Effective gaps are not effective: quasipolynomial classical simulation of obstructed stoquastic Hamiltonians

Abstract: All known examples confirming the possibility of an exponential separation between classical simulation algorithms and stoquastic adiabatic quantum computing (AQC) exploit symmetries that constrain adiabatic dynamics to effective, symmetric subspaces. The symmetries produce large effective eigenvalue gaps, which in turn make adiabatic computation efficient. We present a classical algorithm to efficiently sample from the effective subspace of a $k$-local stoquastic Hamiltonian $H$, without a priori knowledge of its symmetries (or near-symmetries).
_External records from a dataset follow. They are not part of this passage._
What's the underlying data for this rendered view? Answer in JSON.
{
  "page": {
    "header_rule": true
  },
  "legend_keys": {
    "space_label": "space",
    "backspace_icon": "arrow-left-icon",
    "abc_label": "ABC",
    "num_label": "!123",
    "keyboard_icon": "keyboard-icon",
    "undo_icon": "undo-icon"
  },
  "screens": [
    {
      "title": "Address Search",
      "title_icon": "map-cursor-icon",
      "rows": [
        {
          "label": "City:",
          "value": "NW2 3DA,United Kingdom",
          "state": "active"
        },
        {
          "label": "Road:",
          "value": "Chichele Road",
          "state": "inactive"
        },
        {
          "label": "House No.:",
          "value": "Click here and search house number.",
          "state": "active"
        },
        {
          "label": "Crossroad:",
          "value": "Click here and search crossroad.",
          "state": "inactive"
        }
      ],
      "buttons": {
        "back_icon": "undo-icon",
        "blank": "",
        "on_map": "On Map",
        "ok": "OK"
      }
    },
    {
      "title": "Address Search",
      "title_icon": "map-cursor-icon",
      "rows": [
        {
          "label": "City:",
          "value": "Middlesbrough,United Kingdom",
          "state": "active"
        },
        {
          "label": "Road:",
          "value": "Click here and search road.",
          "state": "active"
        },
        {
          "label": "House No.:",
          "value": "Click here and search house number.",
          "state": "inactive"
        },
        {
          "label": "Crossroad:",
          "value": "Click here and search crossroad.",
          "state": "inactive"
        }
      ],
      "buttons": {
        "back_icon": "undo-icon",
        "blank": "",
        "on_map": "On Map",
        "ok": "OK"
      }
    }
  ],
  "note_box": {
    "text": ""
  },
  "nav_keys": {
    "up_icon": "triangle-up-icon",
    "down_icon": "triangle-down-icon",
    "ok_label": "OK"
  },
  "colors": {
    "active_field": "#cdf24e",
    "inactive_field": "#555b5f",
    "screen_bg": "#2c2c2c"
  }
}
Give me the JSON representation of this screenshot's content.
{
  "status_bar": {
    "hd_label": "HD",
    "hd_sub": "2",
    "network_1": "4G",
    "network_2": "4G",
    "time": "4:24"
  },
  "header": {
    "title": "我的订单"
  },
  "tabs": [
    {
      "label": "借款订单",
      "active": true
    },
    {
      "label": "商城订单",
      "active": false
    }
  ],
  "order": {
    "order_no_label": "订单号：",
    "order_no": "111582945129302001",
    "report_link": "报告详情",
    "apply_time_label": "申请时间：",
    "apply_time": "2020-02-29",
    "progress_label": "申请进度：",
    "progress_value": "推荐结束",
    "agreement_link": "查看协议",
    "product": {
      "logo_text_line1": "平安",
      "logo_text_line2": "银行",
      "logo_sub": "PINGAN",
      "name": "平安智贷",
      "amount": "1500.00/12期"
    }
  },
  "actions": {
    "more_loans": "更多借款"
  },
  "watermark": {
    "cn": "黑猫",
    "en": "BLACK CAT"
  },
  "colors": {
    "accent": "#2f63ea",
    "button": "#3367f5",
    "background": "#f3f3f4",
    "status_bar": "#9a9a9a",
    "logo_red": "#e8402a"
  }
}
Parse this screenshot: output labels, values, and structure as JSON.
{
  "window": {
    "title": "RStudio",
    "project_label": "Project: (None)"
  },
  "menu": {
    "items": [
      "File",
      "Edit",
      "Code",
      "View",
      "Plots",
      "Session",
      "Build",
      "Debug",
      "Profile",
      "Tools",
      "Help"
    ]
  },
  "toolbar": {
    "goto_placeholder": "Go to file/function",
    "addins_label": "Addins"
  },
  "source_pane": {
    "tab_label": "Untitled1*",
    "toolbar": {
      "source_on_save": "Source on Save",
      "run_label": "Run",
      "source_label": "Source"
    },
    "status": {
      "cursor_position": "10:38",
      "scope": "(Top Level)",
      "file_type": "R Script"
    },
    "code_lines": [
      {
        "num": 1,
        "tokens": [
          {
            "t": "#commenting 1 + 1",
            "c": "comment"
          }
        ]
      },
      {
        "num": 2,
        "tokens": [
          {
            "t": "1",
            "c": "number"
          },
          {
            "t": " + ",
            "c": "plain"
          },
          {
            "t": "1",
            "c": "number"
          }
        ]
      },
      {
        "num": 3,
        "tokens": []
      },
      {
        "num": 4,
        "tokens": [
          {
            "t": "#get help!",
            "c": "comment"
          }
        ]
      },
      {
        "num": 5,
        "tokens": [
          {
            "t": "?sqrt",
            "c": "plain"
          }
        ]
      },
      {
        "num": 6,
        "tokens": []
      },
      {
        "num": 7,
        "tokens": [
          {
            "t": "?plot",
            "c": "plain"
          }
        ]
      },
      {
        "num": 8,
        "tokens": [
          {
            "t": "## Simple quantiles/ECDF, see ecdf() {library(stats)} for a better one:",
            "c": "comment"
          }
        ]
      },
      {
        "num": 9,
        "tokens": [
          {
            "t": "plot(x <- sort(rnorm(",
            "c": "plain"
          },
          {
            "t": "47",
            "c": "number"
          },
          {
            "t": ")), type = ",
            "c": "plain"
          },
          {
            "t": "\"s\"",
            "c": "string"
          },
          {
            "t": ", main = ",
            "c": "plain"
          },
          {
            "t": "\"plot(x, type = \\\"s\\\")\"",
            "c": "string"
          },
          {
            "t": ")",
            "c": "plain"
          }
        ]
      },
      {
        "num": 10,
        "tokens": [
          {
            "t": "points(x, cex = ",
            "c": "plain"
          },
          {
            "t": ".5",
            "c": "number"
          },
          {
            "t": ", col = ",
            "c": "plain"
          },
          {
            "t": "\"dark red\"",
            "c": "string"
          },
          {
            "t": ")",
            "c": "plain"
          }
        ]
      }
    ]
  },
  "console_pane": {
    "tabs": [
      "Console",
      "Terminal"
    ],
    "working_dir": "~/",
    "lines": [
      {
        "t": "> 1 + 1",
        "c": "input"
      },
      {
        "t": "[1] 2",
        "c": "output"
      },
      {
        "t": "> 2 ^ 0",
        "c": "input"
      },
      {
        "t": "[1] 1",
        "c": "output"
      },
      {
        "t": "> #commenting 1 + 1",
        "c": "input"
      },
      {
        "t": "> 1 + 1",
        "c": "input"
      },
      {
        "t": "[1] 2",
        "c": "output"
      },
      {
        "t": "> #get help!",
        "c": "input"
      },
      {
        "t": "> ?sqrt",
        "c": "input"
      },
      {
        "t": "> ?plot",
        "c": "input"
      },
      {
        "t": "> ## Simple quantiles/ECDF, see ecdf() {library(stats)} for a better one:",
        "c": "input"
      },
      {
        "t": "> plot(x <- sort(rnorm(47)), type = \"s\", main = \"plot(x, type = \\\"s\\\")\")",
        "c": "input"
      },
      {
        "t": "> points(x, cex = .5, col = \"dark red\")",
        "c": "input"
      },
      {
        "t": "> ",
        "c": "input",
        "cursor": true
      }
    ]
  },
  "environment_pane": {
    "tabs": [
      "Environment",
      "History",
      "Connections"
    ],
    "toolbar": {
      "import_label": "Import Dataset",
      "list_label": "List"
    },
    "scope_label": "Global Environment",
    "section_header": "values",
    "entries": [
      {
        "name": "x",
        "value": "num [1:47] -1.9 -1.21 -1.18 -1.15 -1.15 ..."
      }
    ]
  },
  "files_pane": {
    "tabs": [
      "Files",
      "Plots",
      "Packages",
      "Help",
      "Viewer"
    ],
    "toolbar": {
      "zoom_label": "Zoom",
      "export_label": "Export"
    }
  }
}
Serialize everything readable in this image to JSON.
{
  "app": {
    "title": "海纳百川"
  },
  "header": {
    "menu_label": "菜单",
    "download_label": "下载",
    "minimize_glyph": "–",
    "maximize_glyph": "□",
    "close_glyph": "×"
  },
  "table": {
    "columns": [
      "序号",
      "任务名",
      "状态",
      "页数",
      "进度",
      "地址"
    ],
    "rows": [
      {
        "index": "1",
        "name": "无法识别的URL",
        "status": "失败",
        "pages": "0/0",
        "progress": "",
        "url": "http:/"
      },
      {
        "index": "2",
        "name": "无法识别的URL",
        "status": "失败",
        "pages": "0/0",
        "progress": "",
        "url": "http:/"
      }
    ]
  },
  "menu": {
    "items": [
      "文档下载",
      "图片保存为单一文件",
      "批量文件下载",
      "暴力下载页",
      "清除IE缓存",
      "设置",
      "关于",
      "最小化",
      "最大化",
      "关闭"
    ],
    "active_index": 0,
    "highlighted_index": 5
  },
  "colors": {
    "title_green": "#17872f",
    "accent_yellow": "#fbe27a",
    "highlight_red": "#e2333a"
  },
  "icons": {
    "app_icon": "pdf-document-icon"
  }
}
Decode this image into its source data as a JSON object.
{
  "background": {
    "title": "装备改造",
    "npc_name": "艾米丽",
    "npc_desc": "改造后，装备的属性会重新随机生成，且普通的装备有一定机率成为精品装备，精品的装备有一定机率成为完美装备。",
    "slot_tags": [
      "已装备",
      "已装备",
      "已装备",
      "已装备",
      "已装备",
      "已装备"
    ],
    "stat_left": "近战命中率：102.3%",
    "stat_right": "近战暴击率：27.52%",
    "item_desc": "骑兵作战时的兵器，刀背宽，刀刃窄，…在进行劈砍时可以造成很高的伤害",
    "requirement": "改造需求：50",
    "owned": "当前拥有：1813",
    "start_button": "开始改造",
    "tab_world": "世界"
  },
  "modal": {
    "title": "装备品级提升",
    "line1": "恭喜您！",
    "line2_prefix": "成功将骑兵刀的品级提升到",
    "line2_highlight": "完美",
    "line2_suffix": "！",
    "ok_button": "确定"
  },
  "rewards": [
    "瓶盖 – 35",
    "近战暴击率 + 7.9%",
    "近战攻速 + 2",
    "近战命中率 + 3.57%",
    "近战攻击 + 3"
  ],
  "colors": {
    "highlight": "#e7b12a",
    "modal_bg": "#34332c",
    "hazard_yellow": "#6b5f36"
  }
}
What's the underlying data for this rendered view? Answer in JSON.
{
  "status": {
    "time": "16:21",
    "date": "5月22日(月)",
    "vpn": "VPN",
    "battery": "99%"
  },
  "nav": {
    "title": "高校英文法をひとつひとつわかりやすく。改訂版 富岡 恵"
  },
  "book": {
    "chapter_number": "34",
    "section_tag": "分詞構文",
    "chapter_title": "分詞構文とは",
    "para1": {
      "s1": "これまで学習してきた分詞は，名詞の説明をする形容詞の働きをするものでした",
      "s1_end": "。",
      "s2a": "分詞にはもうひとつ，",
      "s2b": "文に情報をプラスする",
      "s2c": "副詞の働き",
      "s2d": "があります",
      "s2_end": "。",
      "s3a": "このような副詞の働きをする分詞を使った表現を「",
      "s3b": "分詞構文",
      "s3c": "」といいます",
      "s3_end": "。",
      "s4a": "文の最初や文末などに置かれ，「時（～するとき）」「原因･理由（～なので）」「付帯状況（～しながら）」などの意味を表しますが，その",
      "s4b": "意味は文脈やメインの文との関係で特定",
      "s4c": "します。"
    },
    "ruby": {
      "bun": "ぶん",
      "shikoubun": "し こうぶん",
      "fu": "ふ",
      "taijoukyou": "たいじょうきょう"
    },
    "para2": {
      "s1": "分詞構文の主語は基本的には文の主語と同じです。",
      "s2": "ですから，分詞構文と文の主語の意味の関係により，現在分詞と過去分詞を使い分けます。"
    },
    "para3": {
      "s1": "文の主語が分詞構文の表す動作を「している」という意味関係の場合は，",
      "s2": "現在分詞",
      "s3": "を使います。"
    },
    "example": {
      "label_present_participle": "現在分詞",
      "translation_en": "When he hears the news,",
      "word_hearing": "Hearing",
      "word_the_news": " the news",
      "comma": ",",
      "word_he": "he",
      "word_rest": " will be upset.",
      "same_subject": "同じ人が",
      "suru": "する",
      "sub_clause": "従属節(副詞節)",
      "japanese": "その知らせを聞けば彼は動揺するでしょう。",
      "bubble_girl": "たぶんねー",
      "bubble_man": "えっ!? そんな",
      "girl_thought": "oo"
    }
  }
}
Our algorithm maps any $k$-local Hamiltonian to a graph $G=(V,E)$ with $\lvert V \rvert = O\left(\mathrm{poly}(n)\right)$ where $n$ is the number of qubits. Given the well-known result of Babai, we exploit graph isomorphism to study the automorphisms of $G$ and arrive at an algorithm quasi-polynomial in $\lvert V\rvert$ for producing samples from the effective subspace eigenstates of $H$. Our results rule out exponential separations between stoquastic AQC and classical computation that arise from hidden symmetries in $k$-local Hamiltonians. Furthermore, our graph representation of $H$ is not limited to stoquastic Hamiltonians and may rule out corresponding obstructions in non-stoquastic cases, or be useful in studying additional properties of $k$-local Hamiltonians.